Les plages privées réduites à 20%

du domaine maritime.

Si le compte est bon, cela laisserait accessible au public 80% du littoral. On ne peut reprocher au législateur de prendre ce genre de mesure. En donnant aux communes le temps de s'adapter lorsque cela est nécessaire. Les plagistes niçois annoncent que la stricte application de la loi ferait perdre aux 15 concessions, 20% de leur surface et un manque à gagner quantifiable.

A Cannes, le président des plagistes, Gérard Grisetti, se réjouit, rien ne devrait changer car la municipalité aurait anticipé les conséquences de cette mesure. Son maire, Bernard Brochand, membre de la commission parlementaire du littoral, aurait défendu les spécificités des plages du Sud-Est. Ainsi la ville de Cannes a obtenu pour ses plagistes l'autorisation de travailler 11 mois sur 12, alors que la loi ne permet l'ouverture des plages privées qu'un maximum de 8 mois par an dans les stations balnéaires. Elle prévoit aussi le démontage des installations en fin de saison mais, il faut le reconnaître, ce ne serait guère réaliste pour des professionnels travaillant 11 mois sur 12…

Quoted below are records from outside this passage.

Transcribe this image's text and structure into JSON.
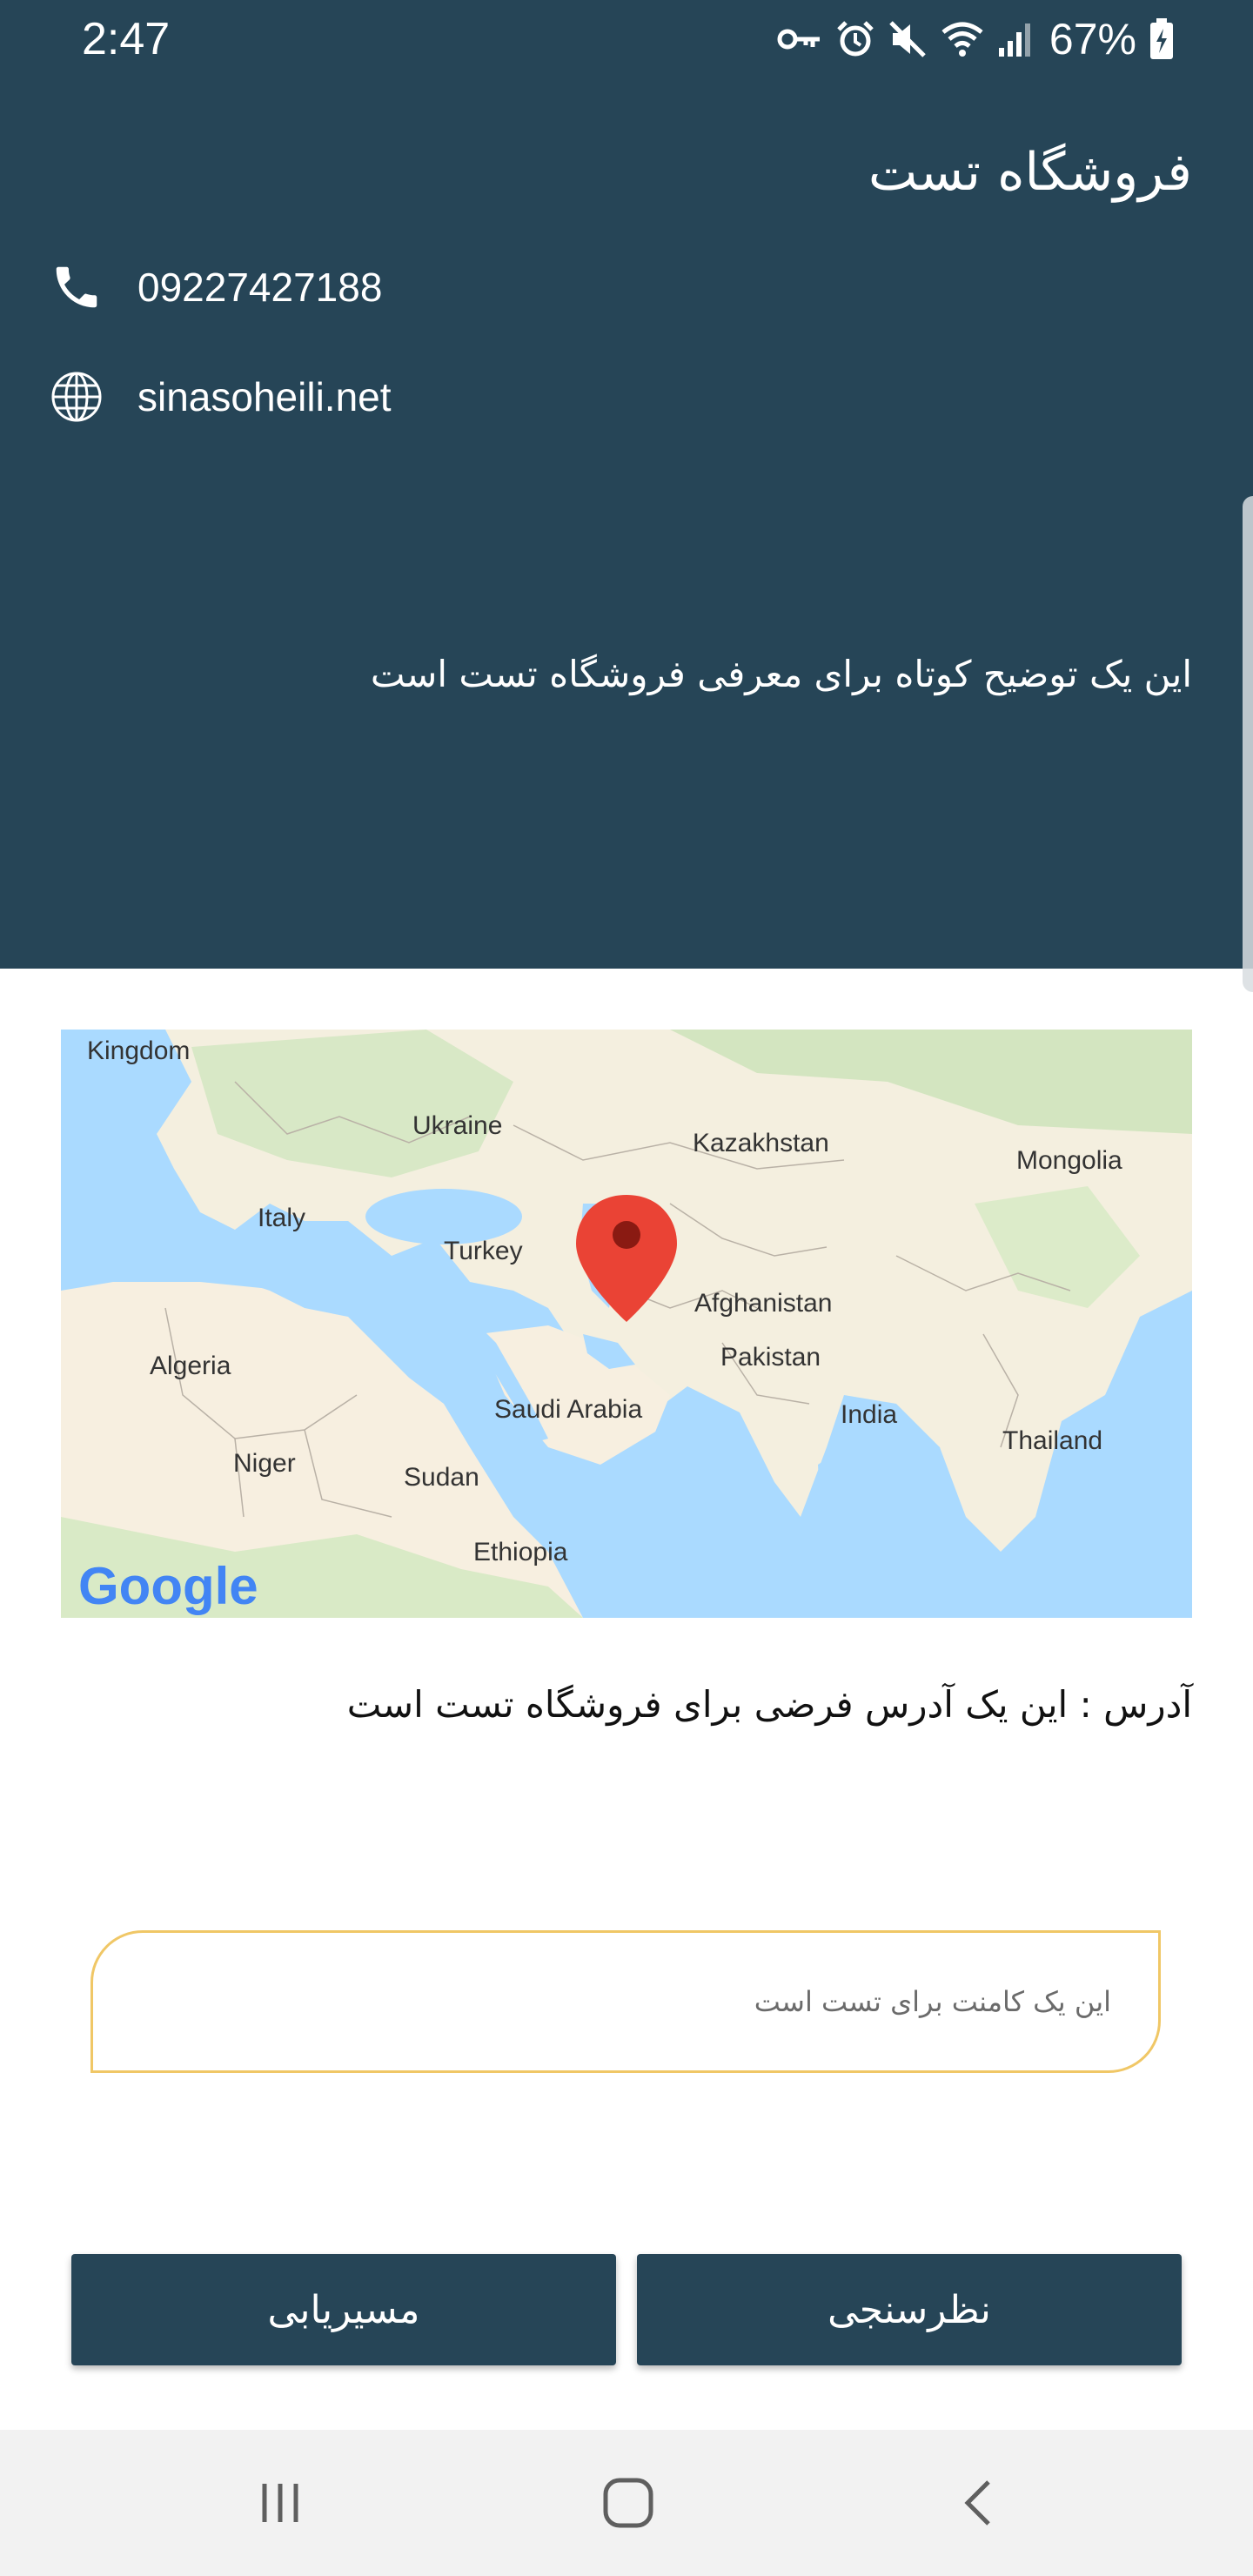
{
  "status_bar": {
    "time": "2:47",
    "battery": "67%"
  },
  "store": {
    "title": "فروشگاه تست",
    "phone": "09227427188",
    "website": "sinasoheili.net",
    "description": "این یک توضیح کوتاه برای معرفی فروشگاه تست است"
  },
  "map": {
    "labels": {
      "kingdom": "Kingdom",
      "ukraine": "Ukraine",
      "kazakhstan": "Kazakhstan",
      "mongolia": "Mongolia",
      "italy": "Italy",
      "turkey": "Turkey",
      "afghanistan": "Afghanistan",
      "pakistan": "Pakistan",
      "algeria": "Algeria",
      "saudi_arabia": "Saudi Arabia",
      "india": "India",
      "thailand": "Thailand",
      "niger": "Niger",
      "sudan": "Sudan",
      "ethiopia": "Ethiopia"
    },
    "attribution": "Google",
    "colors": {
      "water": "#aadaff",
      "land": "#f7f1e3",
      "green": "#d9ead0",
      "pin": "#ea4335"
    }
  },
  "address": {
    "text": "آدرس : این یک آدرس فرضی برای فروشگاه تست است"
  },
  "comment": {
    "text": "این یک کامنت برای تست است"
  },
  "buttons": {
    "route": "مسیریابی",
    "survey": "نظرسنجی"
  },
  "theme": {
    "primary": "#264557",
    "accent": "#f0c766"
  },
  "icons": {
    "phone": "phone-icon",
    "website": "globe-icon",
    "nav_recent": "recent-apps-icon",
    "nav_home": "home-icon",
    "nav_back": "back-icon"
  }
}
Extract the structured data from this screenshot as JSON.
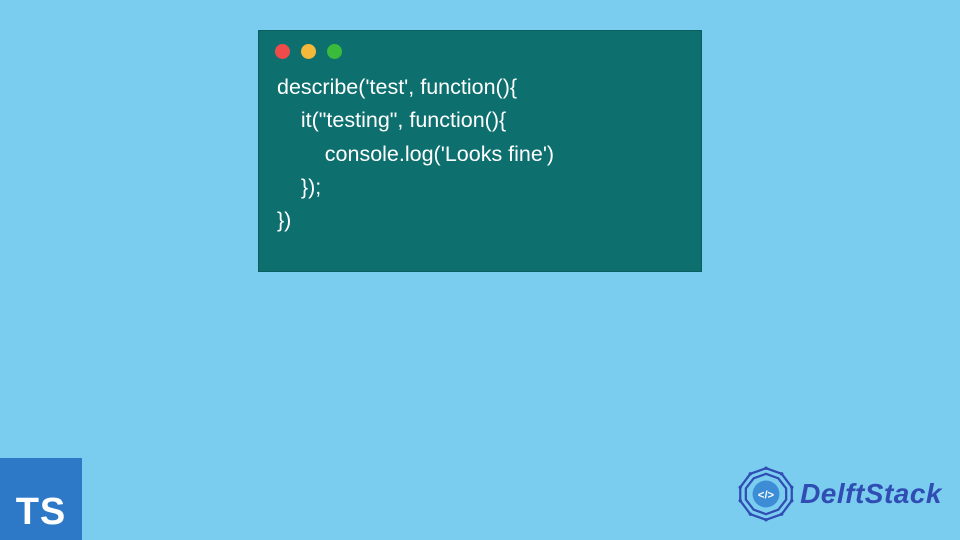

On est loin de la situation qui existait dans les années cinquante. Calquée sur la saison estivale qui ne démarrait au mieux à Pâques, plus généralement pour le Festival du Film en mai, l'activité des plagistes se terminait au plus tard fin septembre. Leurs installations étaient entièrement démontées, pontons y compris et entreposées à Vallauris ou à la Bocca. La plage retrouvait son aspect initial pour de longs mois.

Visionnaire, Bernard Cornut Gentille, le maire de l'époque, bouleversa l'ordre des choses. L'industrie touristique était en train de prendre son irrésistible élan. Il eut alors l'idée géniale de dédoubler la Croisette et d'engraisser les plages de façon considérable. Il avait même prévu d'inclure dans la nouvelle promenade, caché dans l'encorbellement, un espace pour les plagistes, leur offrant la possibilité d'y installer vestiaire, douches et sanitaires et une petite cuisine… Les pittoresques cabines de déshabillage disparurent alors du paysage. Cette normalisation donna l'opportunité pour les plagistes de se tourner vers la restauration. Car, pendant longtemps, il fut interdit de proposer au client autre chose que des sandwiches, des pans bagnat et des salades niçoises…

Tous ceux qui se promènent sur la Croisette, savent que ce temps est révolu. Certaines plages sont devenues davantage des restaurants une, deux ou trois étoiles, des lounges, des bars que des marchands de sable et de soleil…Cette évolution ne se fit pas sans douleur. Les restaurateurs du centre ville la vécurent comme une concurrence déloyale et, ce n'est qu'assez récemment, qu'ils abandonnèrent l'espoir de voir modifier ce qui était devenu un fait accompli. Les plagistes qui n'ouvraient leur restaurant qu'à midi, se prirent au jeu et bénéficièrent de dérogations pour ouvrir le soir lors de manifestations, feu d'artifices, festivals, congrès, soirées privées…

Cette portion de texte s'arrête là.